Why did you decide to write a study on the book of Mark?

This book grew out of my conviction that clear, lively, and practical expository preaching can well lend itself to written Bible study material. Preaching should be the explanation and application of Scripture with an acute awareness of God’s redemptive work in Christ. Preaching through this Gospel is an excellent way to meet Jesus, the fulcrum of the biblical drama. The same can be true when we study the book on our own or in a small group.

What major themes do you find in this Gospel that the reader should remember?

Mark, along with the other Gospels, vividly demonstrates a central reality of the Scripture—in Christ, God is the primary actor. The Gospels show Christ fighting the forces of darkness, showing compassion on the needy, and fulfilling God’s royal law on behalf of God’s children. Christ lived and died and lives again to establish a kingdom of righteousness into which believers are graciously drawn by his Spirit. The Gospels can help us fix our eyes on Jesus as the author and finisher of our faith. When we do, we can begin to live out another important theme of the gospel: God’s children are to follow Jesus in cross bearing and holy living.

Your study guide explains a Bible book that was written almost two thousand years ago to a very different culture. Does your book intend to bridge the gap between Mark’s world and ours?

The book is meant to bridge that gap in the same sense that preaching does. A preacher of the Bible should always plant one foot in the world of Scripture and the other in the world of his audience. This book “preaches” by helping the reader better understand parts of the story that aren’t immediately clear to modern readers.

But the Bible teacher’s task of bringing our two worlds together is aided by the character of Scripture itself.
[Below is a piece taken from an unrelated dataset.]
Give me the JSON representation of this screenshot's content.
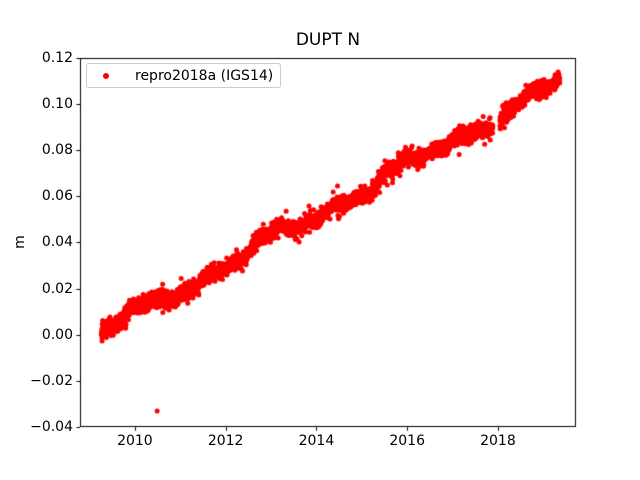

Every book of the Bible has a time and culture stamp, you might say. But the books are also timeless. At Pentecost people from a host of nations with their own languages and cultures were able to understand the basic message of the Bible, the gospel. So, today, aided by the Holy Spirit, this message still resonates with God’s chosen people. Though we live two millennia after the book was written, we still hunger, thirst, and hurt. It doesn’t take much translation for us to see relief in Jesus’ compassionate giving.

How, in your opinion, can this book best be used?

Scripture studies are almost always aided by well-written guides. Without a guide, we either struggle to know what to think or say about a text or we get in the habit of merely sharing our own thoughts that might have little to do with the intent of the biblical author. One of the dangers, though, of using a study guide is that the Bible can become eclipsed. It is easy to subconsciously begin to treat the Bible as the raw materials and the study guide as the finished product, favoring the latter. To avoid misusing supplemental materials it is important for students of the Scripture to carefully interrogate the Bible text they are studying. Ask hard questions of the text. Search for the theme of the verses you are studying. Be an investigator. Note observations and applications. Use the questions in your study guide to stimulate thought before turning to the answers in the book. In this way the book becomes a sounding board for your ideas and conclusions rather than a source book. The Bereans took such an approach. They “received the message with great eagerness and examined the Scriptures every day to see if what Paul said was true” (Acts 17:11, New International Version).

Dr. Jason Van Vliet praised your book by saying you pack “more food for the soul into a short paragraph than many others do in an entire page.”

These are kind words! If Jason is right, then the book takes its cue from the Gospel itself. John Mark’s writing—the Spirit’s writing—is anything but dry and wordy. Mark tells the story of Jesus in a rapid-fire, can’t-sit-still kind of way. The movement in the story is often tied together by one of Mark’s favorite adverbs, “immediately.” Mark assures us that rich theological writing doesn’t have to be dry and long-winded.